Une tribune pour les luttes

Communiqué et appel à signature

Détention provisoire d’un séropositif

Article mis en ligne le dimanche 29 janvier 2006

Été 2005. Rompant avec la loi et plus de 20 ans d’une politique, profitant de la torpeur de l’été, deux
préfets (Tarn, Rhône) tentèrent d’expulser des femmes séropositives uniquement en raison de leur « situation irrégulière ». Quelques associations, dont la nôtre, se sont mobilisées à temps et ces deux femmes resteront en France.
Ce n’était pas une alerte pour nous mais la confirmation de nos craintes vers une légitimation de plus en plus importante de l’oppression envers les personnes (et les malades) porteuses de maladies transmissibles, notamment séropositives.

Les inepties et autres bévues judicaires à propos de la transmission du Vih, auxquelles nous assistons depuis plus d’un an, ne sont en réalité que les pluies acides venues des nuages sombres de la réaction qui empoisonne l’horizon de notre société contemporaine. L’éclat républicain ne brille pas - ou plus - dans l’esprit de nombre de magistrats ; le scandale qu’est la banalisation de la
désarticulation des droits de la personne, pas seulement dans la déroute que fut l’affaire d’Outreau, est là pour nous instruire sur cette obscurité qui règne dans certains esprits, en tout cas dans celui de certains magistrats de Toulouse. Outre l’abus d’arguments marqués par les inclinations identitaires et hygiénistes les plus régressives qui sont au coeur de la logique de la criminalisation de la transmission du virus du sida, il y a l’exploitation éhontée des angoisses subjectives qui traversent une société pétrifiée par l’ennui et la peur.

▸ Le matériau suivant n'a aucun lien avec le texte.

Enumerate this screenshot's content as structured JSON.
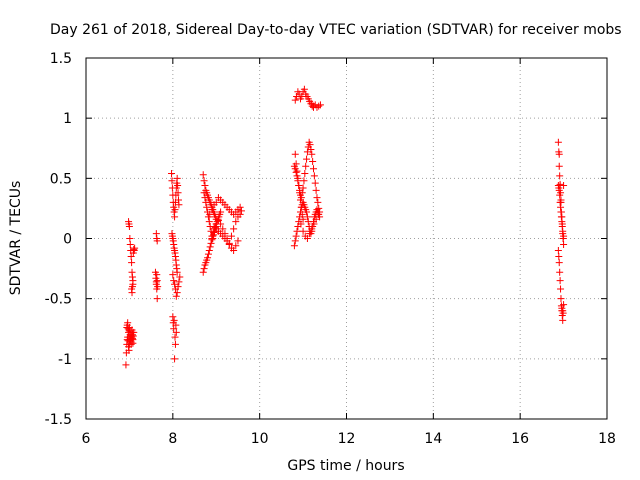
{
  "chart_data": {
    "type": "scatter",
    "title": "Day 261 of 2018, Sidereal Day-to-day VTEC variation (SDTVAR) for receiver mobs",
    "xlabel": "GPS time / hours",
    "ylabel": "SDTVAR / TECUs",
    "xlim": [
      6,
      18
    ],
    "ylim": [
      -1.5,
      1.5
    ],
    "xticks": [
      6,
      8,
      10,
      12,
      14,
      16,
      18
    ],
    "yticks": [
      -1.5,
      -1,
      -0.5,
      0,
      0.5,
      1,
      1.5
    ],
    "xtick_labels": [
      "6",
      "8",
      "10",
      "12",
      "14",
      "16",
      "18"
    ],
    "ytick_labels": [
      "-1.5",
      "-1",
      "-0.5",
      "0",
      "0.5",
      "1",
      "1.5"
    ],
    "grid": true,
    "marker": "+",
    "color": "#ff0000",
    "x": [
      6.92,
      6.93,
      6.94,
      6.95,
      6.96,
      6.97,
      6.98,
      6.99,
      7.0,
      7.01,
      7.02,
      7.03,
      7.04,
      7.05,
      7.06,
      7.07,
      7.08,
      6.94,
      6.95,
      6.96,
      6.97,
      6.98,
      6.99,
      7.0,
      7.01,
      7.02,
      7.03,
      7.04,
      7.05,
      7.06,
      7.07,
      7.08,
      7.09,
      7.1,
      6.98,
      6.99,
      7.0,
      7.01,
      7.02,
      7.03,
      7.04,
      7.05,
      7.06,
      7.07,
      7.08,
      7.05,
      7.06,
      7.07,
      7.08,
      7.09,
      7.1,
      7.11,
      7.12,
      7.6,
      7.61,
      7.62,
      7.63,
      7.64,
      7.62,
      7.63,
      7.64,
      7.62,
      7.63,
      7.64,
      7.65,
      7.97,
      7.98,
      7.99,
      8.0,
      8.01,
      8.02,
      8.03,
      8.04,
      8.05,
      8.06,
      8.07,
      8.08,
      8.09,
      8.1,
      8.11,
      8.12,
      8.13,
      8.14,
      7.98,
      7.99,
      8.0,
      8.01,
      8.02,
      8.03,
      8.04,
      8.05,
      8.06,
      8.07,
      8.08,
      8.09,
      8.1,
      8.0,
      8.02,
      8.04,
      8.06,
      8.08,
      8.1,
      8.12,
      8.14,
      8.16,
      8.0,
      8.01,
      8.02,
      8.03,
      8.04,
      8.05,
      8.06,
      8.07,
      8.08,
      8.7,
      8.72,
      8.74,
      8.76,
      8.78,
      8.8,
      8.82,
      8.84,
      8.86,
      8.88,
      8.9,
      8.92,
      8.94,
      8.96,
      8.98,
      9.0,
      8.72,
      8.74,
      8.76,
      8.78,
      8.8,
      8.82,
      8.84,
      8.86,
      8.88,
      8.9,
      8.92,
      8.94,
      8.96,
      8.98,
      9.0,
      8.7,
      8.72,
      8.74,
      8.76,
      8.78,
      8.8,
      8.82,
      8.84,
      8.86,
      8.88,
      8.9,
      8.92,
      8.94,
      8.96,
      8.98,
      9.0,
      9.02,
      9.04,
      9.06,
      9.08,
      9.1,
      8.85,
      8.9,
      8.95,
      9.0,
      9.05,
      9.1,
      9.15,
      9.2,
      9.25,
      9.3,
      9.35,
      9.4,
      9.45,
      9.5,
      9.55,
      8.95,
      9.0,
      9.05,
      9.1,
      9.15,
      9.2,
      9.25,
      9.3,
      9.35,
      9.4,
      9.45,
      9.5,
      9.55,
      9.58,
      8.9,
      8.95,
      9.0,
      9.05,
      9.1,
      9.15,
      9.2,
      9.25,
      9.3,
      9.35,
      9.4,
      9.45,
      9.5,
      10.82,
      10.85,
      10.88,
      10.91,
      10.94,
      10.97,
      11.0,
      11.03,
      11.06,
      11.09,
      11.12,
      11.15,
      11.18,
      11.21,
      11.24,
      10.8,
      10.82,
      10.84,
      10.86,
      10.88,
      10.9,
      10.92,
      10.94,
      10.96,
      10.98,
      11.0,
      11.02,
      11.04,
      11.06,
      11.08,
      11.1,
      11.12,
      11.14,
      11.16,
      11.18,
      11.2,
      11.22,
      11.24,
      11.26,
      11.28,
      11.3,
      11.32,
      11.34,
      11.36,
      10.82,
      10.84,
      10.86,
      10.88,
      10.9,
      10.92,
      10.94,
      10.96,
      10.98,
      11.0,
      10.8,
      10.82,
      10.84,
      10.86,
      10.88,
      10.9,
      10.92,
      10.94,
      10.96,
      10.98,
      11.0,
      11.02,
      11.04,
      11.06,
      11.08,
      11.1,
      11.12,
      11.14,
      11.16,
      11.18,
      11.2,
      11.22,
      11.24,
      11.26,
      11.28,
      11.3,
      11.32,
      11.34,
      11.36,
      11.38,
      10.95,
      11.0,
      11.05,
      11.1,
      11.15,
      11.2,
      11.25,
      11.3,
      11.35,
      11.38,
      11.2,
      11.24,
      11.28,
      11.32,
      11.36,
      11.4,
      16.88,
      16.89,
      16.9,
      16.91,
      16.92,
      16.93,
      16.94,
      16.95,
      16.96,
      16.97,
      16.98,
      16.99,
      17.0,
      16.88,
      16.89,
      16.9,
      16.91,
      16.92,
      16.93,
      16.94,
      16.95,
      16.96,
      16.97,
      16.98,
      16.99,
      17.0,
      16.88,
      16.89,
      16.9,
      16.91,
      16.92,
      16.93,
      16.94,
      16.95,
      16.96,
      16.97,
      16.98,
      16.99,
      17.0,
      16.9,
      16.92,
      16.94,
      16.96,
      16.98,
      17.0
    ],
    "y": [
      -1.05,
      -0.95,
      -0.88,
      -0.84,
      -0.82,
      -0.85,
      -0.9,
      -0.93,
      -0.88,
      -0.84,
      -0.8,
      -0.85,
      -0.88,
      -0.82,
      -0.78,
      -0.83,
      -0.87,
      -0.74,
      -0.72,
      -0.7,
      -0.75,
      -0.78,
      -0.76,
      -0.74,
      -0.77,
      -0.8,
      -0.83,
      -0.86,
      -0.81,
      -0.76,
      -0.8,
      -0.84,
      -0.81,
      -0.78,
      0.14,
      0.12,
      0.1,
      0.0,
      -0.05,
      -0.1,
      -0.15,
      -0.2,
      -0.28,
      -0.32,
      -0.38,
      -0.42,
      -0.45,
      -0.4,
      -0.35,
      -0.12,
      -0.09,
      -0.1,
      -0.08,
      -0.28,
      -0.33,
      -0.38,
      -0.42,
      -0.5,
      0.04,
      0.0,
      -0.02,
      -0.36,
      -0.3,
      -0.35,
      -0.4,
      0.54,
      0.48,
      0.42,
      0.36,
      0.3,
      0.26,
      0.22,
      0.18,
      0.24,
      0.3,
      0.36,
      0.42,
      0.46,
      0.5,
      0.44,
      0.38,
      0.32,
      0.28,
      0.04,
      0.02,
      0.0,
      -0.02,
      -0.05,
      -0.08,
      -0.1,
      -0.12,
      -0.15,
      -0.18,
      -0.22,
      -0.25,
      -0.28,
      -0.3,
      -0.35,
      -0.38,
      -0.42,
      -0.48,
      -0.45,
      -0.4,
      -0.36,
      -0.32,
      -0.65,
      -0.7,
      -0.75,
      -0.68,
      -1.0,
      -0.82,
      -0.88,
      -0.72,
      -0.78,
      0.53,
      0.48,
      0.44,
      0.4,
      0.38,
      0.36,
      0.34,
      0.32,
      0.3,
      0.28,
      0.26,
      0.24,
      0.22,
      0.2,
      0.18,
      0.16,
      0.38,
      0.34,
      0.3,
      0.26,
      0.22,
      0.18,
      0.14,
      0.1,
      0.06,
      0.02,
      0.0,
      0.03,
      0.06,
      0.09,
      0.12,
      -0.28,
      -0.25,
      -0.22,
      -0.2,
      -0.18,
      -0.16,
      -0.13,
      -0.1,
      -0.07,
      -0.04,
      -0.01,
      0.02,
      0.05,
      0.08,
      0.1,
      0.12,
      0.14,
      0.16,
      0.18,
      0.2,
      0.22,
      0.2,
      0.24,
      0.28,
      0.3,
      0.34,
      0.32,
      0.3,
      0.28,
      0.26,
      0.24,
      0.22,
      0.2,
      0.22,
      0.24,
      0.26,
      0.1,
      0.08,
      0.06,
      0.04,
      0.02,
      0.0,
      -0.02,
      -0.04,
      0.02,
      0.08,
      0.14,
      0.18,
      0.2,
      0.23,
      0.0,
      0.05,
      0.1,
      0.15,
      0.12,
      0.08,
      0.04,
      0.0,
      -0.05,
      -0.08,
      -0.1,
      -0.06,
      -0.02,
      1.15,
      1.18,
      1.22,
      1.2,
      1.16,
      1.18,
      1.22,
      1.24,
      1.2,
      1.18,
      1.16,
      1.14,
      1.12,
      1.1,
      1.09,
      0.6,
      0.58,
      0.55,
      0.52,
      0.48,
      0.44,
      0.4,
      0.36,
      0.34,
      0.38,
      0.42,
      0.48,
      0.54,
      0.6,
      0.66,
      0.72,
      0.76,
      0.8,
      0.78,
      0.74,
      0.7,
      0.64,
      0.58,
      0.52,
      0.46,
      0.4,
      0.34,
      0.3,
      0.25,
      0.7,
      0.62,
      0.56,
      0.5,
      0.44,
      0.38,
      0.32,
      0.26,
      0.2,
      0.16,
      -0.06,
      -0.02,
      0.02,
      0.06,
      0.1,
      0.14,
      0.18,
      0.22,
      0.26,
      0.28,
      0.3,
      0.28,
      0.26,
      0.24,
      0.22,
      0.18,
      0.14,
      0.1,
      0.06,
      0.04,
      0.06,
      0.1,
      0.14,
      0.18,
      0.2,
      0.22,
      0.24,
      0.22,
      0.2,
      0.18,
      0.12,
      0.06,
      0.02,
      0.0,
      0.04,
      0.08,
      0.12,
      0.16,
      0.2,
      0.22,
      1.12,
      1.1,
      1.11,
      1.09,
      1.1,
      1.11,
      0.8,
      0.72,
      0.6,
      0.52,
      0.44,
      0.38,
      0.3,
      0.22,
      0.18,
      0.12,
      0.06,
      0.0,
      -0.05,
      -0.1,
      -0.15,
      -0.2,
      -0.28,
      -0.35,
      -0.42,
      -0.5,
      -0.56,
      -0.6,
      -0.64,
      -0.68,
      -0.62,
      -0.55,
      0.44,
      0.42,
      0.4,
      0.36,
      0.3,
      0.26,
      0.22,
      0.18,
      0.14,
      0.1,
      0.04,
      0.0,
      0.02,
      0.7,
      0.45,
      0.32,
      -0.58,
      -0.6,
      0.44
    ]
  }
}
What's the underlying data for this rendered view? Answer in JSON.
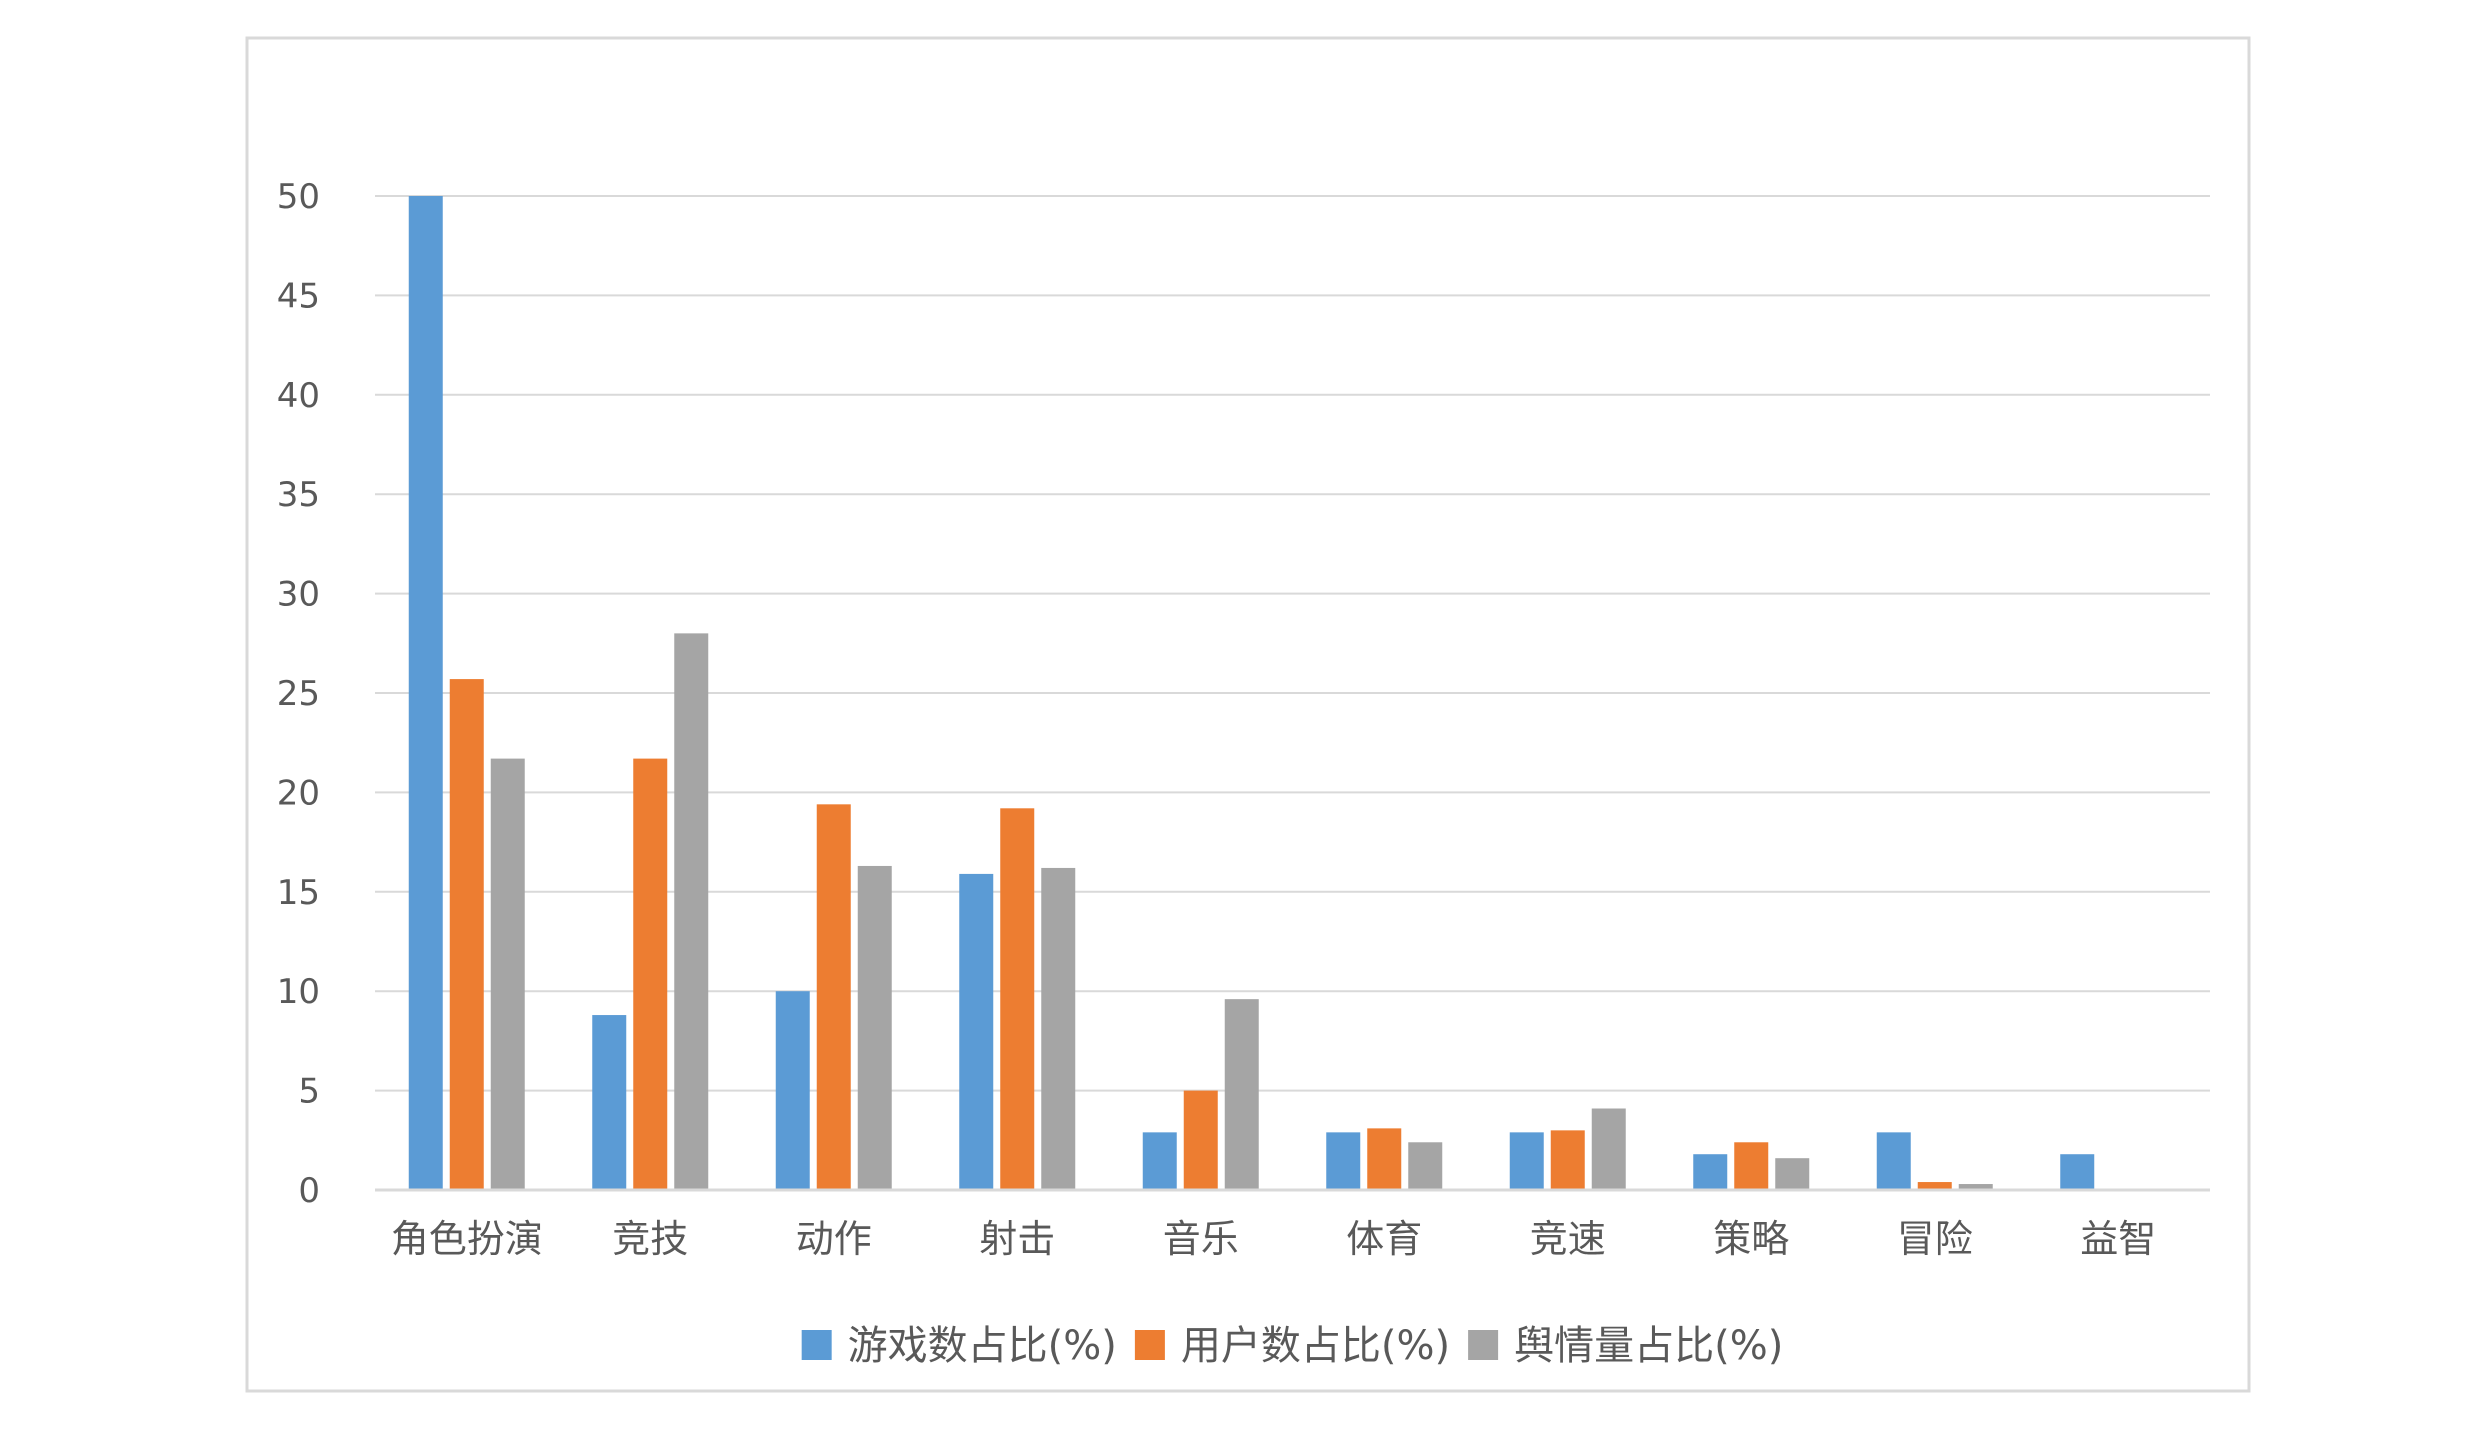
{
  "chart_data": {
    "type": "bar",
    "categories": [
      "角色扮演",
      "竞技",
      "动作",
      "射击",
      "音乐",
      "体育",
      "竞速",
      "策略",
      "冒险",
      "益智"
    ],
    "series": [
      {
        "name": "游戏数占比(%)",
        "color": "#5B9BD5",
        "values": [
          50,
          8.8,
          10,
          15.9,
          2.9,
          2.9,
          2.9,
          1.8,
          2.9,
          1.8
        ]
      },
      {
        "name": "用户数占比(%)",
        "color": "#ED7D31",
        "values": [
          25.7,
          21.7,
          19.4,
          19.2,
          5.0,
          3.1,
          3.0,
          2.4,
          0.4,
          0
        ]
      },
      {
        "name": "舆情量占比(%)",
        "color": "#A5A5A5",
        "values": [
          21.7,
          28.0,
          16.3,
          16.2,
          9.6,
          2.4,
          4.1,
          1.6,
          0.3,
          0
        ]
      }
    ],
    "title": "",
    "xlabel": "",
    "ylabel": "",
    "ylim": [
      0,
      50
    ],
    "yticks": [
      0,
      5,
      10,
      15,
      20,
      25,
      30,
      35,
      40,
      45,
      50
    ],
    "grid": true,
    "legend": "bottom",
    "gridColor": "#D9D9D9",
    "textColor": "#595959"
  }
}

La « justice » toulousaine, (et pas seulement toulousaine !), même en rupture de contrat social et souvent de légitimité, défend l’hypothèse aberrante qu’un-e séropositif-Ve qui a des relations non-protégées serai systématiquement dans
l’intention de contaminer, donc un délinquant !!! Plus dramatique pour les libertés publiques au temps du sida, dans le cas avéré d’une contamination, le fait de ne pas se savoir séropositif-Ve ne protégera juridiquement en aucun cas, la contamination pourra même « justifier » une
détention « préventive » !!
De la sorte, quelques magistrats toulousains réécrivent imprudemment la politique de santé publique établie en matière de Vih-Sida, créant ainsi un aventureux préjugé punitif qui n’a strictement rien à voir avec la santé publique ni la lutte contre une épidémie en particulier. Leur seule solution, très sarkozyste, c’est : LA PRISON ! C’est leur modèle de prévention « ultime », celui qui consiste dorénavant à embastiller les personnes séropositives parce qu’elles
sont séropositives.

A ce stade, nous avons deux idées très opposées de la prévention :
- prévenir les nouvelles contaminations comme nous le faisons dans les associations,
- prévenir d’“éventuelles contaminations”, mais à la manière des magistrats toulousains, en reléguant une personne en prison uniquement en raison de son état de séropositif-Ve.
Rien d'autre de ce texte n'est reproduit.